The U.S. Department of Commerce recently affirmed tariffs on solar panels manufactured in China, and the International Trade Commission doubled down on the decision as well. These decisions have led to much handwringing and fear mongering by free market ideologues who warn of trade wars with China. But as the dust settles from the decision, the reality of the solar future is much sunnier, in many parts thanks to the tariffs.
Over the last few years, the American solar industry has been thriving. The industry, with over an estimated 119,000 workers, grew 13.2% in 2012 – no doubt from support of the American Recovery and Reinvestment Act – with expected growth of 17% in 2013. The U.S. solar manufacturing industry – which employed over 29,000 workers at over 1,200 establishments in 2012, (though down from 2011 due to China’s unfair trade practices) has expectations to grow 9 percent in 2013. These developments are in no small terms encouraging, and tariffs on Chinese solar exporters will support this growth. Similar growth in the industry and installations was experienced in Europe.
In order to capitalize on consumer subsidies in the U.S. and Europe, China invested in creating the largest export solar market in the world. In fact, 95% of China’s solar production was exported in 2010, driven by “aggressive” Chinesegovernment subsidies and handouts to solar manufacturers to cash in on consumer subsidies in other countries. China’s investment was so great, however, it ended up creating production capacity of over twice the global demand. As such, the chief executive of China’s biggest solar panel manufacturer even told the New York Times that his company was “selling solar panels on the American market for less than the cost of the materials, assembly and shipping” — an economic occurrence known as dumping — though he later retracted his comment.
As artificially cheap solar panels from China — cheapened by illegal export subsidies and lax labor and environmental standards — distorted the global price of panels and threatened American manufacturing jobs, the U.S. and a coalition of solar manufacturing companies fought back, citing WTO rules that forbid export subsidies.
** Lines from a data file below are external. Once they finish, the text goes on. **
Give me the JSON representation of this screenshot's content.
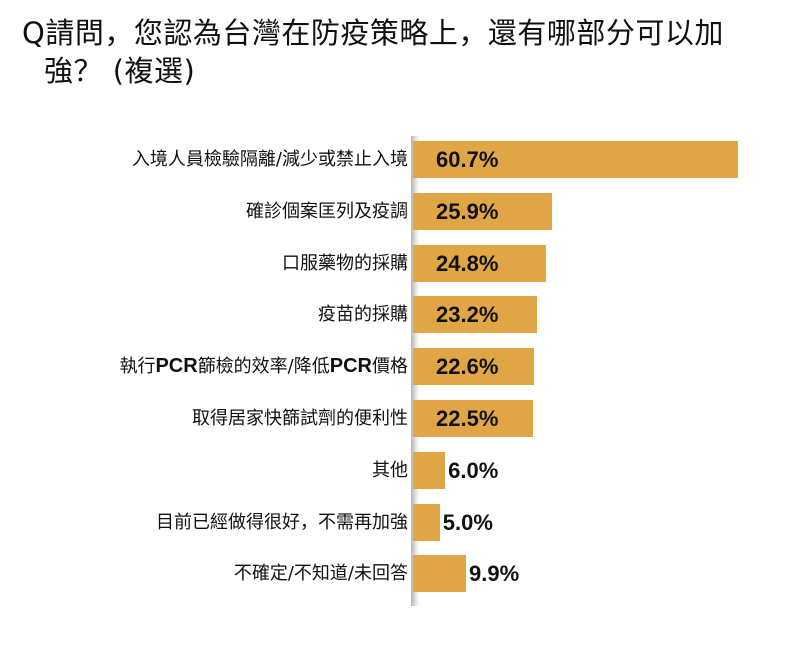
{
  "title": {
    "line1": "Q請問，您認為台灣在防疫策略上，還有哪部分可以加",
    "line2": "強？ (複選)"
  },
  "colors": {
    "bar": "#e0a646",
    "text": "#111111",
    "background": "#ffffff"
  },
  "chart_data": {
    "type": "bar",
    "orientation": "horizontal",
    "title": "Q請問，您認為台灣在防疫策略上，還有哪部分可以加強？ (複選)",
    "xlabel": "",
    "ylabel": "",
    "grid": false,
    "legend": null,
    "unit": "%",
    "categories": [
      "入境人員檢驗隔離/減少或禁止入境",
      "確診個案匡列及疫調",
      "口服藥物的採購",
      "疫苗的採購",
      "執行PCR篩檢的效率/降低PCR價格",
      "取得居家快篩試劑的便利性",
      "其他",
      "目前已經做得很好，不需再加強",
      "不確定/不知道/未回答"
    ],
    "values": [
      60.7,
      25.9,
      24.8,
      23.2,
      22.6,
      22.5,
      6.0,
      5.0,
      9.9
    ],
    "value_labels": [
      "60.7%",
      "25.9%",
      "24.8%",
      "23.2%",
      "22.6%",
      "22.5%",
      "6.0%",
      "5.0%",
      "9.9%"
    ],
    "xlim": [
      0,
      60.7
    ]
  },
  "rows": [
    {
      "label_parts": [
        "入境人員檢驗隔離/減少或禁止入境"
      ],
      "value": 60.7,
      "value_label": "60.7%"
    },
    {
      "label_parts": [
        "確診個案匡列及疫調"
      ],
      "value": 25.9,
      "value_label": "25.9%"
    },
    {
      "label_parts": [
        "口服藥物的採購"
      ],
      "value": 24.8,
      "value_label": "24.8%"
    },
    {
      "label_parts": [
        "疫苗的採購"
      ],
      "value": 23.2,
      "value_label": "23.2%"
    },
    {
      "label_parts": [
        "執行",
        "PCR",
        "篩檢的效率/降低",
        "PCR",
        "價格"
      ],
      "value": 22.6,
      "value_label": "22.6%"
    },
    {
      "label_parts": [
        "取得居家快篩試劑的便利性"
      ],
      "value": 22.5,
      "value_label": "22.5%"
    },
    {
      "label_parts": [
        "其他"
      ],
      "value": 6.0,
      "value_label": "6.0%"
    },
    {
      "label_parts": [
        "目前已經做得很好，不需再加強"
      ],
      "value": 5.0,
      "value_label": "5.0%"
    },
    {
      "label_parts": [
        "不確定/不知道/未回答"
      ],
      "value": 9.9,
      "value_label": "9.9%"
    }
  ]
}
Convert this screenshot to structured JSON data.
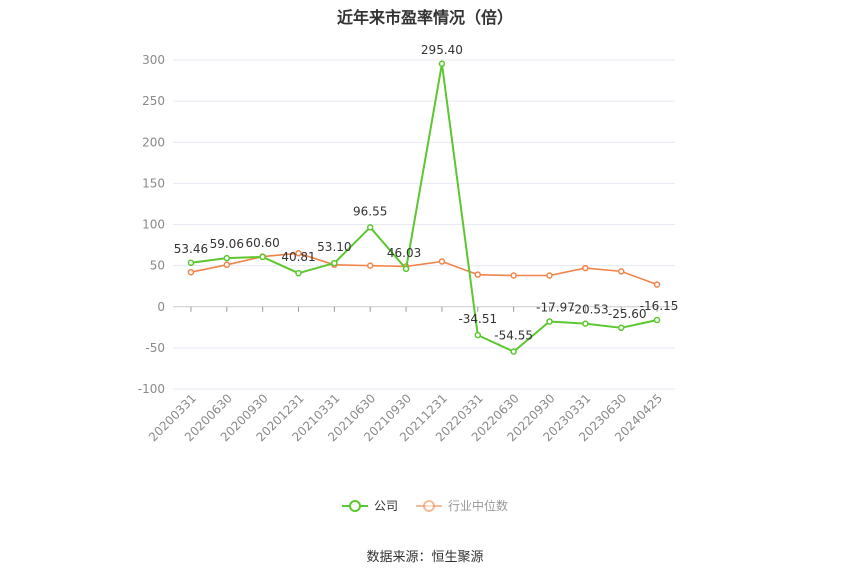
{
  "title": "近年来市盈率情况（倍）",
  "source": "数据来源：恒生聚源",
  "chart_data": {
    "type": "line",
    "categories": [
      "20200331",
      "20200630",
      "20200930",
      "20201231",
      "20210331",
      "20210630",
      "20210930",
      "20211231",
      "20220331",
      "20220630",
      "20220930",
      "20230331",
      "20230630",
      "20240425"
    ],
    "ylim": [
      -100,
      300
    ],
    "yticks": [
      -100,
      -50,
      0,
      50,
      100,
      150,
      200,
      250,
      300
    ],
    "grid": true,
    "legend_position": "bottom",
    "series": [
      {
        "name": "公司",
        "color": "#5cc72f",
        "values": [
          53.46,
          59.06,
          60.6,
          40.81,
          53.1,
          96.55,
          46.03,
          295.4,
          -34.51,
          -54.55,
          -17.97,
          -20.53,
          -25.6,
          -16.15
        ],
        "labels": [
          "53.46",
          "59.06",
          "60.60",
          "40.81",
          "53.10",
          "96.55",
          "46.03",
          "295.40",
          "-34.51",
          "-54.55",
          "-17.97",
          "-20.53",
          "-25.60",
          "-16.15"
        ]
      },
      {
        "name": "行业中位数",
        "color": "#f0844a",
        "values": [
          42,
          51,
          61,
          65,
          51,
          50,
          49,
          55,
          39,
          38,
          38,
          47,
          43,
          27
        ]
      }
    ]
  }
}
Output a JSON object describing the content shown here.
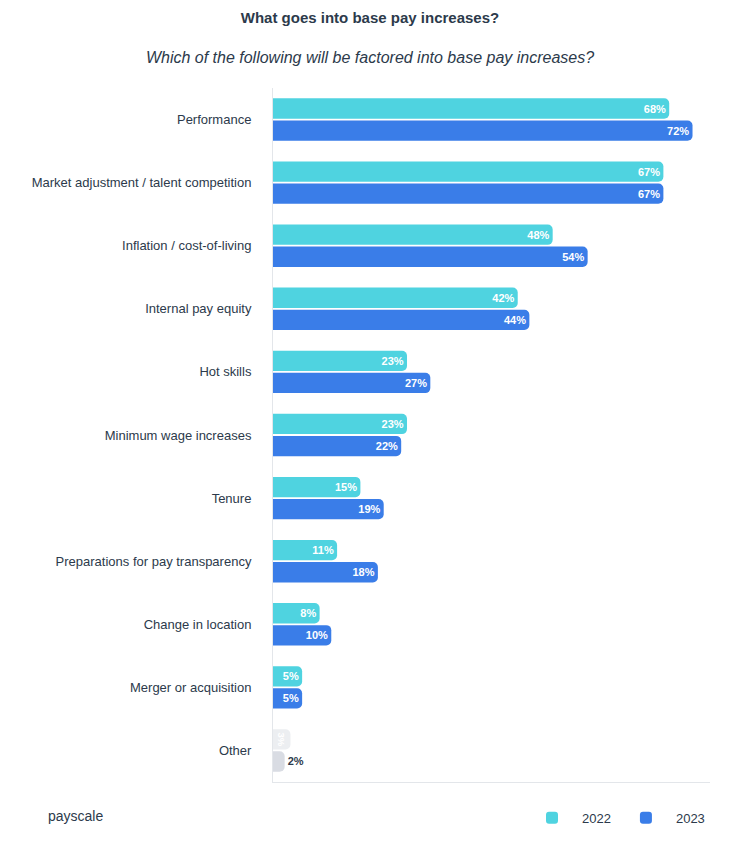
{
  "chart_data": {
    "type": "bar",
    "orientation": "horizontal",
    "title": "What goes into base pay increases?",
    "subtitle": "Which of the following will be factored into base pay increases?",
    "categories": [
      "Performance",
      "Market adjustment / talent competition",
      "Inflation / cost-of-living",
      "Internal pay equity",
      "Hot skills",
      "Minimum wage increases",
      "Tenure",
      "Preparations for pay transparency",
      "Change in location",
      "Merger or acquisition",
      "Other"
    ],
    "series": [
      {
        "name": "2022",
        "colors": [
          "#4fd3e0",
          "#4fd3e0",
          "#4fd3e0",
          "#4fd3e0",
          "#4fd3e0",
          "#4fd3e0",
          "#4fd3e0",
          "#4fd3e0",
          "#4fd3e0",
          "#4fd3e0",
          "#eceef1"
        ],
        "values": [
          68,
          67,
          48,
          42,
          23,
          23,
          15,
          11,
          8,
          5,
          3
        ],
        "value_labels": [
          "68%",
          "67%",
          "48%",
          "42%",
          "23%",
          "23%",
          "15%",
          "11%",
          "8%",
          "5%",
          "3%"
        ]
      },
      {
        "name": "2023",
        "colors": [
          "#3a7de8",
          "#3a7de8",
          "#3a7de8",
          "#3a7de8",
          "#3a7de8",
          "#3a7de8",
          "#3a7de8",
          "#3a7de8",
          "#3a7de8",
          "#3a7de8",
          "#d9dce3"
        ],
        "values": [
          72,
          67,
          54,
          44,
          27,
          22,
          19,
          18,
          10,
          5,
          2
        ],
        "value_labels": [
          "72%",
          "67%",
          "54%",
          "44%",
          "27%",
          "22%",
          "19%",
          "18%",
          "10%",
          "5%",
          "2%"
        ]
      }
    ],
    "xlim": [
      0,
      75
    ],
    "tick_labels": "y",
    "grid": false,
    "data_labels": true,
    "legend": "bottom right",
    "annotations": [
      "payscale"
    ]
  }
}
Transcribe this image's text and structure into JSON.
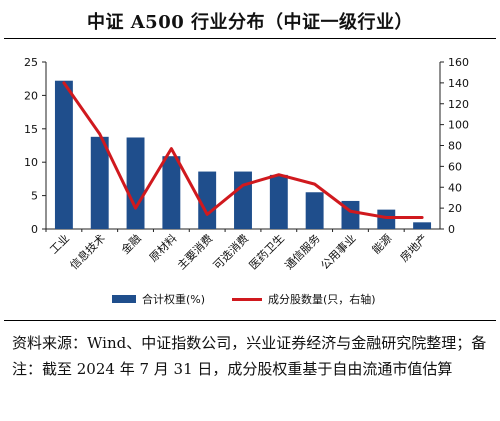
{
  "title": "中证 A500 行业分布（中证一级行业）",
  "legend": {
    "bar_label": "合计权重(%)",
    "line_label": "成分股数量(只，右轴)"
  },
  "source_note": "资料来源：Wind、中证指数公司，兴业证券经济与金融研究院整理；备注：截至 2024 年 7 月 31 日，成分股权重基于自由流通市值估算",
  "colors": {
    "bar": "#1f4e8c",
    "line": "#d0191e"
  },
  "chart_data": {
    "type": "bar",
    "categories": [
      "工业",
      "信息技术",
      "金融",
      "原材料",
      "主要消费",
      "可选消费",
      "医药卫生",
      "通信服务",
      "公用事业",
      "能源",
      "房地产"
    ],
    "series": [
      {
        "name": "合计权重(%)",
        "type": "bar",
        "axis": "left",
        "values": [
          22.2,
          13.8,
          13.7,
          10.9,
          8.6,
          8.6,
          8.1,
          5.5,
          4.2,
          2.9,
          1.0
        ]
      },
      {
        "name": "成分股数量(只，右轴)",
        "type": "line",
        "axis": "right",
        "values": [
          140,
          91,
          20,
          77,
          14,
          42,
          52,
          43,
          17,
          11,
          11
        ]
      }
    ],
    "y_left": {
      "ylim": [
        0,
        25
      ],
      "ticks": [
        0,
        5,
        10,
        15,
        20,
        25
      ]
    },
    "y_right": {
      "ylim": [
        0,
        160
      ],
      "ticks": [
        0,
        20,
        40,
        60,
        80,
        100,
        120,
        140,
        160
      ]
    },
    "legend_position": "bottom"
  }
}
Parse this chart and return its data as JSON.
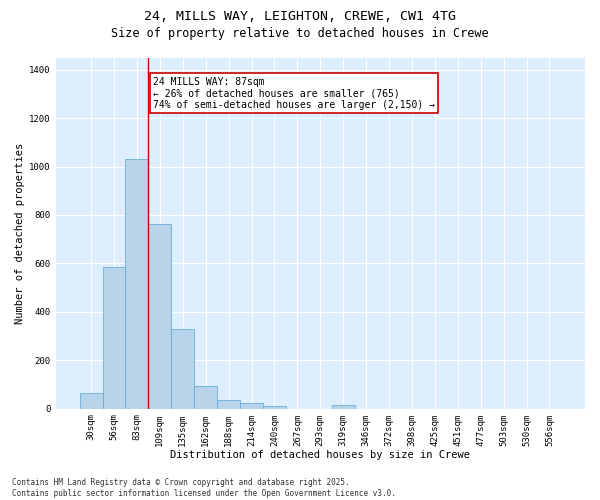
{
  "title_line1": "24, MILLS WAY, LEIGHTON, CREWE, CW1 4TG",
  "title_line2": "Size of property relative to detached houses in Crewe",
  "xlabel": "Distribution of detached houses by size in Crewe",
  "ylabel": "Number of detached properties",
  "categories": [
    "30sqm",
    "56sqm",
    "83sqm",
    "109sqm",
    "135sqm",
    "162sqm",
    "188sqm",
    "214sqm",
    "240sqm",
    "267sqm",
    "293sqm",
    "319sqm",
    "346sqm",
    "372sqm",
    "398sqm",
    "425sqm",
    "451sqm",
    "477sqm",
    "503sqm",
    "530sqm",
    "556sqm"
  ],
  "values": [
    65,
    585,
    1030,
    762,
    330,
    95,
    38,
    22,
    12,
    0,
    0,
    14,
    0,
    0,
    0,
    0,
    0,
    0,
    0,
    0,
    0
  ],
  "bar_color": "#b8d4ea",
  "bar_edge_color": "#6aaed6",
  "fig_background_color": "#ffffff",
  "ax_background_color": "#ddeeff",
  "grid_color": "#ffffff",
  "vline_x": 2.5,
  "vline_color": "#cc0000",
  "annotation_text": "24 MILLS WAY: 87sqm\n← 26% of detached houses are smaller (765)\n74% of semi-detached houses are larger (2,150) →",
  "annotation_box_color": "#cc0000",
  "annotation_bg": "#ffffff",
  "ylim": [
    0,
    1450
  ],
  "yticks": [
    0,
    200,
    400,
    600,
    800,
    1000,
    1200,
    1400
  ],
  "footnote": "Contains HM Land Registry data © Crown copyright and database right 2025.\nContains public sector information licensed under the Open Government Licence v3.0.",
  "title_fontsize": 9.5,
  "subtitle_fontsize": 8.5,
  "label_fontsize": 7.5,
  "tick_fontsize": 6.5,
  "annotation_fontsize": 7,
  "footnote_fontsize": 5.5
}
And the flood of subsidized solar panels slowed.
The move prompted China to do something it never had before: develop a domestic market for the mountains of solar panels piling up behind its factories. While the economics of China’s oversupply will need to work itself out, we’ve seen some really interesting developments. China recently announced it will make it easier for small-scale distributed solar projects to connect to the grid and increase domestic subsidies, while providing “technological assistance” and waiving connection charges. As China solidifies its support for a domestic solar market, installed solar capacity in Chinaincreased more than 400% this year compared to last year, and the China State Grid purchase of solar power increased more than 500% over the previous year. Make no mistake that the changing international market — tariffs included — played a big role in China’s decision to invest in domestic solar installations and solar electricity purchasing. Without incentive to build up its domestic market, China would continue its role as the world’s factory, polluting its environment and people.
This is all promising news. The energy hungry country largely relies on coal to power to its economic development. The resulting pollution, human health costs, and social destabilization are impediments to a just and sustainable future in China and abroad. Increased solar power generation in China is a good step, albeit a small one. And international attention to ensuring that trade is fair and sustainable is what we should advocate for — not against. Trade that ignores the conditions of production, quietly but irrefutably supports the environmental and human costs of unrealistically cheap products, while shipping good American jobs overseas.
Instead of warning of trade wars and turning a blind eye to our unsustainable consumption and the problematic conditions of production in China, the U.S. needs to take action. To support sustainable growth in the solar industry that ensures environmental protection through all stages of production and respects the health, safety, and well-being of workers and communities, the U.S. must:
- Support the U.S. solar industry, promoting American-Made solar products as the environmentally responsible consumer choice;
- Join its allies in the labor movement in supporting the U.S. trade cases against heavily and unfairly subsidized Chinese renewable energy products;
- Develop investments, policy, and incentives to grow and support the U.S. renewables industry as a whole;
- Challenge U.S. solar producers to employ even stricter environmental and labor protections; and
- Encourage the Chinese government to enforce its own environmental and labor laws and shift its solar export subsidies to incentives for domestic market consumption.